A Trace Table is a tool used to track the values of variables as you follow an algorithm line by line. It helps you find logic errors.
How to do it: Create a column for each variable and a column for the output. Update the values every time the code changes them.

1.6 Standard Algorithms: Searching and Sorting

You need to understand how these four classic algorithms work. Imagine you have a pile of shuffled exam papers and you need to find a specific student or put them in alphabetical order.

Searching Algorithms

1. Linear Search: You look at every item in the list, one by one, from start to finish. It works on any list, but it's slow for large groups.
2. Binary Search: Much faster! You go to the middle of the list. If the item you want is smaller, you throw away the right half. If it's larger, you throw away the left half. Repeat until you find it.
Important: Binary search ONLY works if the list is already sorted.

Sorting Algorithms

1. Bubble Sort: You compare two items next to each other and swap them if they are in the wrong order.

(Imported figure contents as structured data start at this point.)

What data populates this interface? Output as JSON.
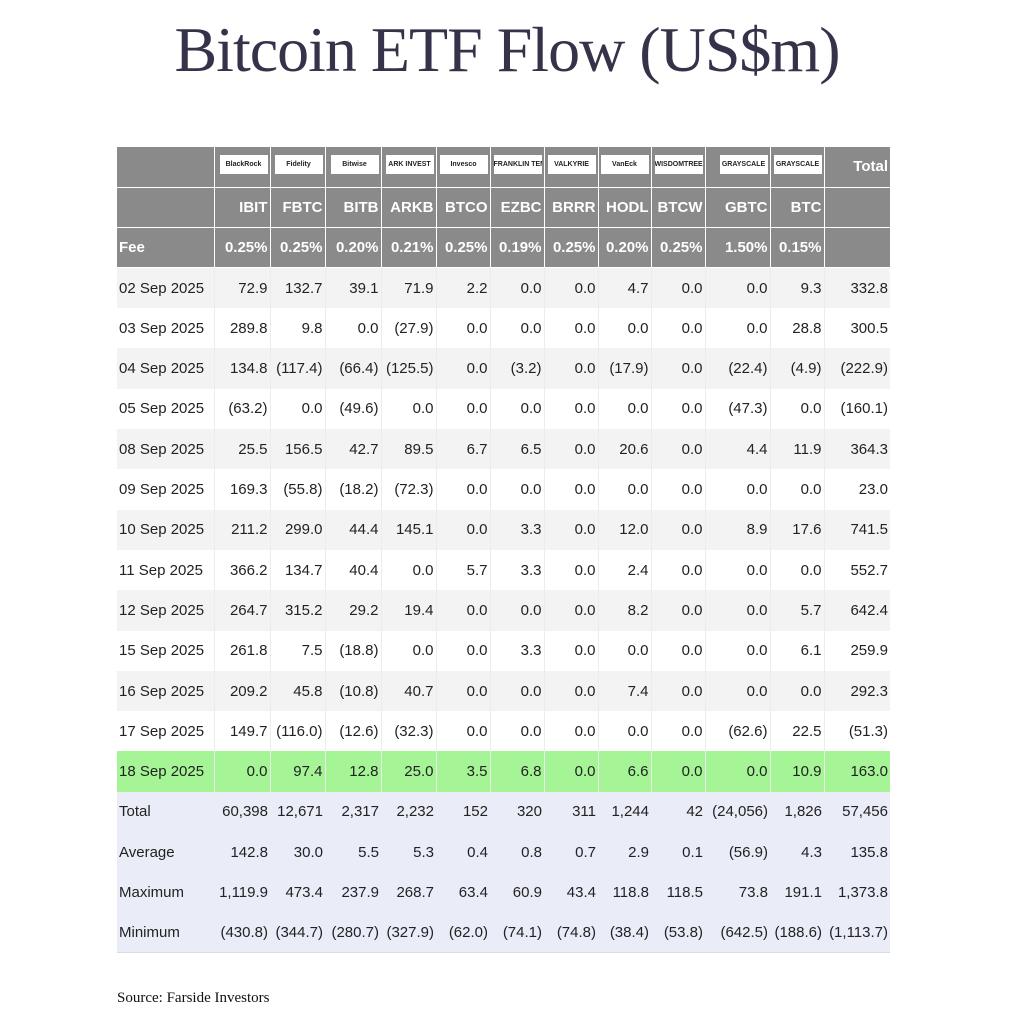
{
  "title": "Bitcoin ETF Flow (US$m)",
  "source": "Source: Farside Investors",
  "colors": {
    "header_bg": "#8a8a8a",
    "row_alt": "#f3f3f3",
    "highlight": "#a5f495",
    "summary_bg": "#eaedf8",
    "negative": "#e0332f"
  },
  "issuers": [
    "BlackRock",
    "Fidelity",
    "Bitwise",
    "ARK INVEST",
    "Invesco",
    "FRANKLIN TEMPLETON",
    "VALKYRIE",
    "VanEck",
    "WISDOMTREE",
    "GRAYSCALE",
    "GRAYSCALE"
  ],
  "total_header": "Total",
  "tickers": [
    "IBIT",
    "FBTC",
    "BITB",
    "ARKB",
    "BTCO",
    "EZBC",
    "BRRR",
    "HODL",
    "BTCW",
    "GBTC",
    "BTC"
  ],
  "fee_label": "Fee",
  "fees": [
    "0.25%",
    "0.25%",
    "0.20%",
    "0.21%",
    "0.25%",
    "0.19%",
    "0.25%",
    "0.20%",
    "0.25%",
    "1.50%",
    "0.15%"
  ],
  "rows": [
    {
      "date": "02 Sep 2025",
      "values": [
        "72.9",
        "132.7",
        "39.1",
        "71.9",
        "2.2",
        "0.0",
        "0.0",
        "4.7",
        "0.0",
        "0.0",
        "9.3",
        "332.8"
      ]
    },
    {
      "date": "03 Sep 2025",
      "values": [
        "289.8",
        "9.8",
        "0.0",
        "(27.9)",
        "0.0",
        "0.0",
        "0.0",
        "0.0",
        "0.0",
        "0.0",
        "28.8",
        "300.5"
      ]
    },
    {
      "date": "04 Sep 2025",
      "values": [
        "134.8",
        "(117.4)",
        "(66.4)",
        "(125.5)",
        "0.0",
        "(3.2)",
        "0.0",
        "(17.9)",
        "0.0",
        "(22.4)",
        "(4.9)",
        "(222.9)"
      ]
    },
    {
      "date": "05 Sep 2025",
      "values": [
        "(63.2)",
        "0.0",
        "(49.6)",
        "0.0",
        "0.0",
        "0.0",
        "0.0",
        "0.0",
        "0.0",
        "(47.3)",
        "0.0",
        "(160.1)"
      ]
    },
    {
      "date": "08 Sep 2025",
      "values": [
        "25.5",
        "156.5",
        "42.7",
        "89.5",
        "6.7",
        "6.5",
        "0.0",
        "20.6",
        "0.0",
        "4.4",
        "11.9",
        "364.3"
      ]
    },
    {
      "date": "09 Sep 2025",
      "values": [
        "169.3",
        "(55.8)",
        "(18.2)",
        "(72.3)",
        "0.0",
        "0.0",
        "0.0",
        "0.0",
        "0.0",
        "0.0",
        "0.0",
        "23.0"
      ]
    },
    {
      "date": "10 Sep 2025",
      "values": [
        "211.2",
        "299.0",
        "44.4",
        "145.1",
        "0.0",
        "3.3",
        "0.0",
        "12.0",
        "0.0",
        "8.9",
        "17.6",
        "741.5"
      ]
    },
    {
      "date": "11 Sep 2025",
      "values": [
        "366.2",
        "134.7",
        "40.4",
        "0.0",
        "5.7",
        "3.3",
        "0.0",
        "2.4",
        "0.0",
        "0.0",
        "0.0",
        "552.7"
      ]
    },
    {
      "date": "12 Sep 2025",
      "values": [
        "264.7",
        "315.2",
        "29.2",
        "19.4",
        "0.0",
        "0.0",
        "0.0",
        "8.2",
        "0.0",
        "0.0",
        "5.7",
        "642.4"
      ]
    },
    {
      "date": "15 Sep 2025",
      "values": [
        "261.8",
        "7.5",
        "(18.8)",
        "0.0",
        "0.0",
        "3.3",
        "0.0",
        "0.0",
        "0.0",
        "0.0",
        "6.1",
        "259.9"
      ]
    },
    {
      "date": "16 Sep 2025",
      "values": [
        "209.2",
        "45.8",
        "(10.8)",
        "40.7",
        "0.0",
        "0.0",
        "0.0",
        "7.4",
        "0.0",
        "0.0",
        "0.0",
        "292.3"
      ]
    },
    {
      "date": "17 Sep 2025",
      "values": [
        "149.7",
        "(116.0)",
        "(12.6)",
        "(32.3)",
        "0.0",
        "0.0",
        "0.0",
        "0.0",
        "0.0",
        "(62.6)",
        "22.5",
        "(51.3)"
      ]
    },
    {
      "date": "18 Sep 2025",
      "values": [
        "0.0",
        "97.4",
        "12.8",
        "25.0",
        "3.5",
        "6.8",
        "0.0",
        "6.6",
        "0.0",
        "0.0",
        "10.9",
        "163.0"
      ],
      "highlight": true
    }
  ],
  "summary": [
    {
      "label": "Total",
      "values": [
        "60,398",
        "12,671",
        "2,317",
        "2,232",
        "152",
        "320",
        "311",
        "1,244",
        "42",
        "(24,056)",
        "1,826",
        "57,456"
      ]
    },
    {
      "label": "Average",
      "values": [
        "142.8",
        "30.0",
        "5.5",
        "5.3",
        "0.4",
        "0.8",
        "0.7",
        "2.9",
        "0.1",
        "(56.9)",
        "4.3",
        "135.8"
      ]
    },
    {
      "label": "Maximum",
      "values": [
        "1,119.9",
        "473.4",
        "237.9",
        "268.7",
        "63.4",
        "60.9",
        "43.4",
        "118.8",
        "118.5",
        "73.8",
        "191.1",
        "1,373.8"
      ]
    },
    {
      "label": "Minimum",
      "values": [
        "(430.8)",
        "(344.7)",
        "(280.7)",
        "(327.9)",
        "(62.0)",
        "(74.1)",
        "(74.8)",
        "(38.4)",
        "(53.8)",
        "(642.5)",
        "(188.6)",
        "(1,113.7)"
      ]
    }
  ]
}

You keep doing "passes" through the list until no more swaps are needed.
2. Merge Sort: A "divide and conquer" algorithm. You split the list into individual items, then merge them back together in the correct order. It is very fast for large lists!

Memory Aid: "Linear" is like a line. "Binary" is like bi-secting (cutting in half).

1.7 Algorithm Efficiency

How do we know if an algorithm is "good"? We evaluate its efficiency based on:
Time: How many comparisons or passes does it take?
Space: How much memory does it use?

Example: A Binary Search is more efficient than a Linear Search because it usually takes fewer steps to find an answer.

Key Takeaway: Don't just find a solution—find the fastest and neatest solution!